Source URL: https://simonwillison.net/2024/Oct/20/gods-interns-and-cogs/#atom-everything
Source: Simon Willison’s Weblog
Title: The 3 AI Use Cases: Gods, Interns, and Cogs
Feedly Summary: The 3 AI Use Cases: Gods, Interns, and Cogs
Drew Breunig introduces an interesting new framework for categorizing use cases of modern AI:
Gods refers to the autonomous, AGI stuff that’s still effectively science fiction.
Interns are supervised copilots. This is how I get most of the value out of LLMs at the moment, delegating tasks to them that I can then review, such as AI-assisted programming.
Cogs are the smaller, more reliable components that you can build pipelines and automations on top of without needing to review everything they do – think Whisper for transcriptions or maybe some limited LLM subtasks such as structured data extraction.
Drew also considers Toys as a subcategory of Interns: things like image generators, “defined by their usage by non-experts. Toys have a high tolerance for errors because they’re not being relied on for much beyond entertainment."
Tags: drew-breunig, ai-assisted-programming, generative-ai, ai, llms
AI Summary and Description: Yes
Summary: The text presents a new framework for categorizing modern AI use cases, delineating three primary categories (Gods, Interns, and Cogs) along with a subcategory (Toys). This classification is relevant for understanding the different operational roles AI plays, particularly in software development and automation.

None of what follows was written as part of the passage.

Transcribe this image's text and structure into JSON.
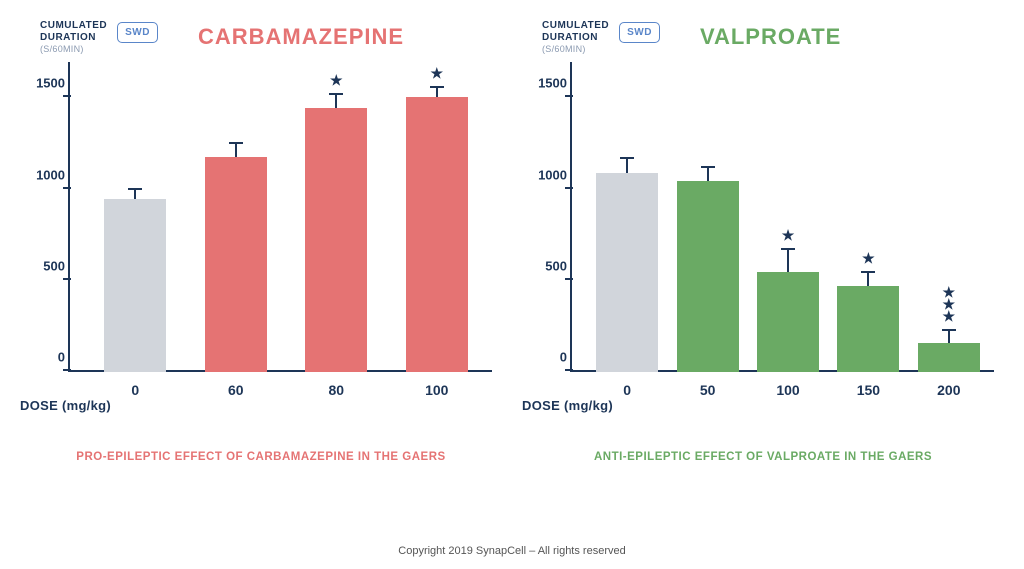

Detailed Description: The framework introduced by Drew Breunig categorizes AI applications into distinct groups, which provides insights into how AI can be leveraged in various operational contexts.
– **Gods**: Represents the concept of Artificial General Intelligence (AGI), which is still a theoretical construct. These AI systems would hypothetically operate at a level comparable to human intelligence across diverse tasks but remain in the realm of science fiction.
– **Interns**: This category includes AI systems that assist human users in a supervised capacity, often referred to as copilots. An example given is the usage of Large Language Models (LLMs) for tasks such as AI-assisted programming. Here, users delegate tasks to AI, allowing them to focus on reviewing and refining the outputs rather than generating everything from scratch.
– **Cogs**: These are reliable, smaller components used in automation and workflows without the need for constant supervision or review. Examples include tools like Whisper for transcription or LLMs performing specific subtasks like structured data extraction, which streamline processes in various applications.
– **Toys**: A subcategory of Interns highlighted by Breunig, Toys refer to AI applications that are generally simple and intended for entertainment or non-critical user experience. These applications can tolerate errors better since they aren’t employed for significant decision-making solutions.
This classification system has implications for practitioners in AI, software development, and infrastructure security:
– Understanding these categories can help teams decide which AI tools are appropriate for their purposes based on reliability and oversight needs.
– The distinction can influence compliance considerations, especially as organizations integrate more ‘Interns’ and ‘Cogs’ into their workflows, necessitating new privacy and security protocols.
– Recognizing the different roles of AI can guide investments in infrastructure security, ensuring that critical systems utilize the most reliable solutions while leveraging less critical applications appropriately.